House, lean-to, or mansion: When it comes to privacy in one’s home, the Constitution doesn’t discriminate. That’s the principle at stake in a friend of the court brief filed by the ACLU of Washington in a case involving the privacy rights of people who lack stable, permanent housing.

William Pippin was living in a shelter he’d fashioned by draping a tarp over a fence and a guardrail in Vancouver, Washington, when he was visited one morning by police. When officers rapped on the tarp, Pippin told them he was just waking up and would come out shortly.  

Instead of waiting for Pippin to emerge, officers lifted the tarp, revealing Pippin sitting up in his makeshift bed; as Pippin got out of bed, officers saw a bag containing methamphetamine. The trial court granted Pippin’s motion to suppress the methamphetamine as the product of an unconstitutional warrantless search. That decision is now being appealed.

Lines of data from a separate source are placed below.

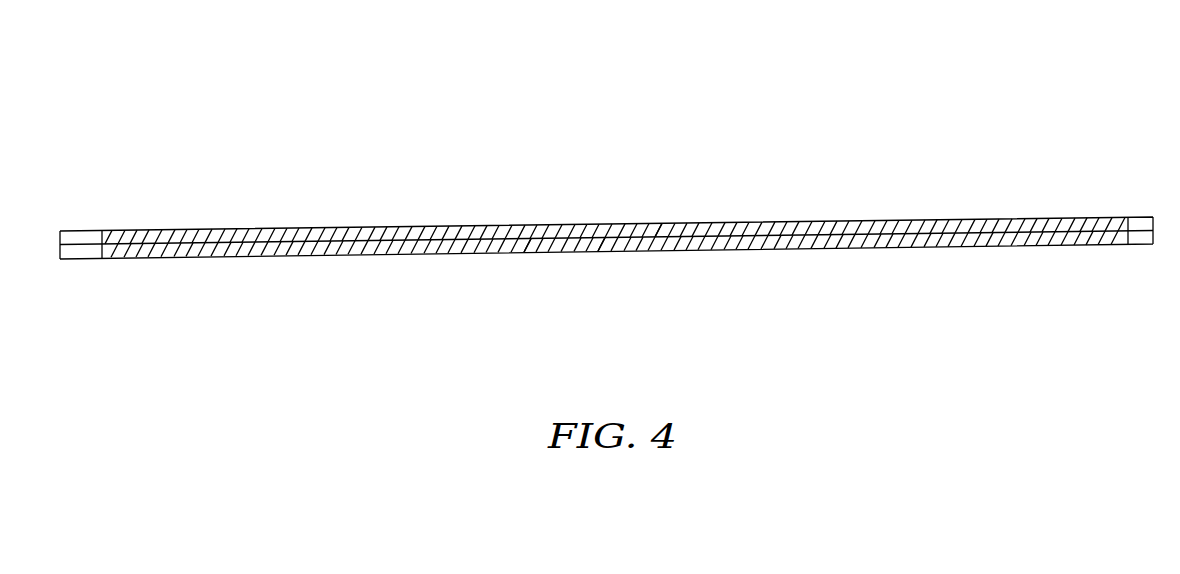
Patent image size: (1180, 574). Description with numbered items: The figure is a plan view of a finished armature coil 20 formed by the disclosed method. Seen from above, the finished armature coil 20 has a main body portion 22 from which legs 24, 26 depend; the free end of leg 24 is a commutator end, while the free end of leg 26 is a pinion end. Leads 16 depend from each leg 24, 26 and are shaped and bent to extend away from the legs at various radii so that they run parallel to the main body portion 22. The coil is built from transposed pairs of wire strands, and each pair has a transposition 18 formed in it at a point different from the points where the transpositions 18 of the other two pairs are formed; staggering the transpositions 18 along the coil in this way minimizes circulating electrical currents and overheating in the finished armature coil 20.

The leads 16 is at (78, 261).
The transposition 18 is at (657, 227).
The finished armature coil 20 is at (815, 104).
The main body portion 22 is at (832, 217).
The leg 24 is at (1042, 215).
The leg 26 is at (177, 228).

The brief filed by the ACLU in State of Washington v. William Pippin asserts that the trial court had it right; police officers violated Pippin’s constitutional right to privacy by intruding in his home, and thus the results of their findings are not permissible in court.

Article 1 Section 7 of the Washington State Constitution explicitly protects the home as a place where individuals must be free from government intrusion. 

People who lack adequate housing still create for themselves homes, erecting what shelter they can and using what bedding they can find. Many return to these dwellings night after night, year after year. Some of these living spaces are grouped together, forming communities like the one in which Pippin lived.

Just because these residences are improvised does not mean that the people inhabiting them have no residence at all. Privacy is not a privilege available only to the well-off and middle classes, but is instead a right shared by the “poorest” among us.

“Every person has a constitutional right to privacy within his or her home, whether that home is a lean-to on a roadside or a mansion on a mountain,” said ACLU-WA Privacy Counsel Doug Klunder, who wrote the brief.

When the officers lifted Pippin’s tarp, they acted as impermissibly. Without authority of law to thus intrude on Pippin’s privacy, the search was unconstitutional and the evidence must be suppressed.